Sukses

Phishing hingga Ransomware Jadi Ancaman Nyata Buat Keamanan Perbankan

Serangan siber yang terjadi melonjak dari tahun ke tahun, salah satu sektor yang rentan adalah keuangan dalam hal ini perbankan. Ancaman yang terjadi mulai dari phishing, ransomware, DDoS, hingga pencurian data sensitif.

Liputan6.com, Jakarta - Kejahatan siber menjadi masalah serius yang bisa menyerang individu maupun institusi. Data dari Kominfo mengungkap, terjadi peningkatan kasus kejahatan siber di seluruh dunia, dari 40 persen pada 2019 menjadi 77 persen di 2023.

Dari berbagai sektor bisnis, keuangan menjadi sektor yang rentan terekspos ancaman kejahatan siber. Hal ini karena banyaknya data sensitif keuangan dan tingginya nilai transaksi yang ditangani.

Global Finansial Stability Report April 2024 dari IMF mengungkap kalau hampir 20 persen dari risiko ancaman siber terhadap sektor keuangan menyerang lembaga keuangan, utamanya bank.

Adapun ancaman siber terhadap bank mencakup serangan phishing, ransomware, serangan DDoS (Denial of Service), hingga pencurian data sensitif.

Deputi Gubernur Bank Indonesia Juda Agung mengungkap kalau dampak serangan siber buat sektor perbankan tidaklah kecil.

Ia menyebut, serangan siber punya dampak signifikan pada sistem stabilitas keuangan. "Serangan siber bisa mengganggu layanan keuangan yang diberikan lembaga keuangan dan mendisrupsi sistem integritas keuangan," katanya.

Selain itu, pencurian dan manipulasi data juga bisa membuat masyarakat kehilangan kepercayaan terhadap lembaga keuangan, sedangkan pancurian dana merugikan lembaga keuangan dan nasabahnya.

Perusahaan penyedia layanan keamanan siber Spentera, menyebut, karena tingginya eksposur serangan siber terhadap bank membuat perbankan perlu menerapkan penguatan keamanan siber yang efektif.

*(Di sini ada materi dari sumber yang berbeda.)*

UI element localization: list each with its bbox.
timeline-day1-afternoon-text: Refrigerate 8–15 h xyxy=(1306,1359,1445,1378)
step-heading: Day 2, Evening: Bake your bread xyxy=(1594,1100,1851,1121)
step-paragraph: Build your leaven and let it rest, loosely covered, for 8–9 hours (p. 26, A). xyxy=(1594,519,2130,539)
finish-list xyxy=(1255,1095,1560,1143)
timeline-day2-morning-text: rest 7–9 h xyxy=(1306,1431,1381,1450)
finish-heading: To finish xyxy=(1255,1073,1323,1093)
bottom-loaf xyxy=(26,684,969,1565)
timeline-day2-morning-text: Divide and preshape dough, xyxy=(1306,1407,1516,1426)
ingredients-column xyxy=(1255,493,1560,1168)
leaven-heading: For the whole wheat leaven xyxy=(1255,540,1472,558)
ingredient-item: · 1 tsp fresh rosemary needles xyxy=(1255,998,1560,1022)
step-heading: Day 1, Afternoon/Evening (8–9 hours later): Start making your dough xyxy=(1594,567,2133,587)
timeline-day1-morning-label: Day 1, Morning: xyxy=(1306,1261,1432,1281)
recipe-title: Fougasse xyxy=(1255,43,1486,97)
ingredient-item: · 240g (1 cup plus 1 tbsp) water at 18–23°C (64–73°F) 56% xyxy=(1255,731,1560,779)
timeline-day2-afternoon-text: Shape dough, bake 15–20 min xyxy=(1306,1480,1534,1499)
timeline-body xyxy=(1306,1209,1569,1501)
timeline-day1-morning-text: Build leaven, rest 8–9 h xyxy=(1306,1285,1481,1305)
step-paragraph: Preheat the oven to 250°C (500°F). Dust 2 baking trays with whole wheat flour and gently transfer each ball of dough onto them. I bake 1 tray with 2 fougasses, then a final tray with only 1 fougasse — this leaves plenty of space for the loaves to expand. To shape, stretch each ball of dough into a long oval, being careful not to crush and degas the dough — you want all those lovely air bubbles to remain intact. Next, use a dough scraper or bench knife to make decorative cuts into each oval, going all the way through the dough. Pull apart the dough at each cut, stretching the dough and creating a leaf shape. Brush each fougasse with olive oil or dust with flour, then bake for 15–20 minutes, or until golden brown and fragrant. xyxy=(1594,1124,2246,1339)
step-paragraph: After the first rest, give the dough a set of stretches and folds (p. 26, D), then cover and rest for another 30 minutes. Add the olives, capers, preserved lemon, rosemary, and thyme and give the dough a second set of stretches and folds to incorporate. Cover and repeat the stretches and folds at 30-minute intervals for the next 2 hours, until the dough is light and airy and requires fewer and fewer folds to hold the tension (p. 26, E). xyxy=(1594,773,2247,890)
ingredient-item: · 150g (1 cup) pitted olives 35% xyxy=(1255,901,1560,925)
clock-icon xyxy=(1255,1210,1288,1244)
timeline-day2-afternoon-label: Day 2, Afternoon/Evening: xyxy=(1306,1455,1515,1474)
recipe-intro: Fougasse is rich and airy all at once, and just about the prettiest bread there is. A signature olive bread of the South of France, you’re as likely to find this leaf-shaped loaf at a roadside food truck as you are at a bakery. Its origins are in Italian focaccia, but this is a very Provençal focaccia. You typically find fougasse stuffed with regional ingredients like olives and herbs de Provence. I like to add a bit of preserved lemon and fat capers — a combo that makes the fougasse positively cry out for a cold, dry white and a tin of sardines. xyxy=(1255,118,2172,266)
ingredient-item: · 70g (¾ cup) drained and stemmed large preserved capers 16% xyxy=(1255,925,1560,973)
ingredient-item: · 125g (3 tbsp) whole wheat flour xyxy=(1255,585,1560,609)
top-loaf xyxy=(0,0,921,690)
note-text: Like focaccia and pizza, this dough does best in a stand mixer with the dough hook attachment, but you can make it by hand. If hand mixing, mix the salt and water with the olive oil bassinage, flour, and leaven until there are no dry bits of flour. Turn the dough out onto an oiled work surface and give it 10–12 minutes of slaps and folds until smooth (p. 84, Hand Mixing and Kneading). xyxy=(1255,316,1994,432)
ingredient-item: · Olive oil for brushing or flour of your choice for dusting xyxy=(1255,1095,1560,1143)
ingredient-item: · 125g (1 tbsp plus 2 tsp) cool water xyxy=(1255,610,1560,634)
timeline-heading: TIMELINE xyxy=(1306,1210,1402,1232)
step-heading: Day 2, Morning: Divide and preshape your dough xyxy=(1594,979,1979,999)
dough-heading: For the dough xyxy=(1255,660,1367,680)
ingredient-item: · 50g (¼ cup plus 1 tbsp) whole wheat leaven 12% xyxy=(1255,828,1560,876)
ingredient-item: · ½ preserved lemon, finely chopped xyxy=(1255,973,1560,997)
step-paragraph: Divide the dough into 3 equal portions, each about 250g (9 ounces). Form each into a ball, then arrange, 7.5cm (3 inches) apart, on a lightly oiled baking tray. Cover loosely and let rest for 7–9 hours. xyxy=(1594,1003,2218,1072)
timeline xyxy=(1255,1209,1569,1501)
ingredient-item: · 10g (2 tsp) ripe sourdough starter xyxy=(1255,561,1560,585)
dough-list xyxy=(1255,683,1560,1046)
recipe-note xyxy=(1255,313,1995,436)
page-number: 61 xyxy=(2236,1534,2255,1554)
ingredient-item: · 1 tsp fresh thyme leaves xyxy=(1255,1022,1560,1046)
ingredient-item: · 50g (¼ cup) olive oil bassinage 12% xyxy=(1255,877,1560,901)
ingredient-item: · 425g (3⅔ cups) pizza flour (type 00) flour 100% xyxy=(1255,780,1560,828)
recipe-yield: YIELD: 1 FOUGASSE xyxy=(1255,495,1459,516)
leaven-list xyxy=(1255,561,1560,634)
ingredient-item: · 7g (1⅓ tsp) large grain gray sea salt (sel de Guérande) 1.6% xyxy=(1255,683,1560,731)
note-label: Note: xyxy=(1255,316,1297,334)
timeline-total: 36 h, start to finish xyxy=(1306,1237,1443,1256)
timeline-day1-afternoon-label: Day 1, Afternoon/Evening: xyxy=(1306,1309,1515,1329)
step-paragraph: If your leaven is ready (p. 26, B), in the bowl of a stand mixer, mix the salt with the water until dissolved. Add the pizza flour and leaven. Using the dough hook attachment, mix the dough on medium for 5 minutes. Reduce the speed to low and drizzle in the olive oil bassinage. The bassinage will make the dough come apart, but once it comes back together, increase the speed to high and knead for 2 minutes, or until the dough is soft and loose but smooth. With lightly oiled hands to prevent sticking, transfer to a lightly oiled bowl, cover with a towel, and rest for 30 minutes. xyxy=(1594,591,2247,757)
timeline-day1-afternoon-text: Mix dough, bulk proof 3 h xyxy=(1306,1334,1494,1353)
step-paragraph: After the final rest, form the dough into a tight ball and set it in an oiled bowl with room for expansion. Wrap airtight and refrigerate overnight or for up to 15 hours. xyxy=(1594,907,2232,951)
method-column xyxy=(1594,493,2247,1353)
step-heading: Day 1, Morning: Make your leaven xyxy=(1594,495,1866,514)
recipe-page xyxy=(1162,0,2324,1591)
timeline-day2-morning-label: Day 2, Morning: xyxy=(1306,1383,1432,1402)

Spantera menyebutkan, di antara berbagai ancaman siber, ancaman terhadap aplikasi perbankan alias banking juga hal yang perlu disoroti.

2 dari 4 halaman

Mobile Banking Alami Tantangan dalam Keamanan

Apalagi, OJK menyebutkan kalau saat ini internet banking atau mobile banking terus mengalami tantangan dalam hal keamanan.

Menurut perusahaan keamanan siber ini, aktivitas transaksi di aplikasi perbankan bisa menjadi kerentanan yang dimanfaatkan untuk pengembangan dalam aplikasi banking.

"Kerentanan tersebut ada proses transaksi berupa transfer, pembayaran, dan penarikan uang menggunakan akun pengguna lain," kata Direktur Intelijen Siber PT Spentera, Royke Tobing.

Proses transaksi lain adalah permintaan pengiriman uang dan permintaan membagi tagihan menggunakan akun pengguna lain. Ketiga, transaksi mengurangi jumlah pembayaran dan biaya admin dari fitur isi ulang dan penagihan.

Selanjutnya, kerentanan juga bisa terjadi dari upaya memodifikasi data penting tanpa persetujuan supervisor.

3 dari 4 halaman

Bank Perlu Jaga Keamanan

Adapun referensi objek langsung yang tidak aman berupa melihat saldo dan riwayat transaksi dari akun pengguna lain dan melihat informasi detail dari akun pengguna lain.

OJK pun melalui Surat Edaran OJK Nomor 29/ SEOJK.03/2022 mengenai Ketahanan dan Keamanan Siber Bagi Bank Umum memberikan panduan tentang kebijakan yang harus diimplementasikan bank komersial untuk menjaga dari keamanan siber.

4 dari 4 halaman

Bank Perlu Lakukan Pengujian Terhadap Keamanan Siber

Berbagai hal yang diatur mencakup penilaian dan manajemen risiko, perlindungan data, perencanaan respons atas insiden, kapasitas karyawan, hingga penunjukan divisi khusus keamanan siber.

Bank juga wajib melakukan pengujian keamanan siber secara berkala. Pengujian dilakukan terhadap keamanan jaringan, sistem, dan data.

Ada dua jenis pengujian yang dilakukan, yakni berdasarkan analisis kerentanan untuk melihat titik lemah dari sistem bank. Yang kedua, berdasarkan skenario untuk memvalidasi proses penanggulangan dan pemulihan setelah insiden siber.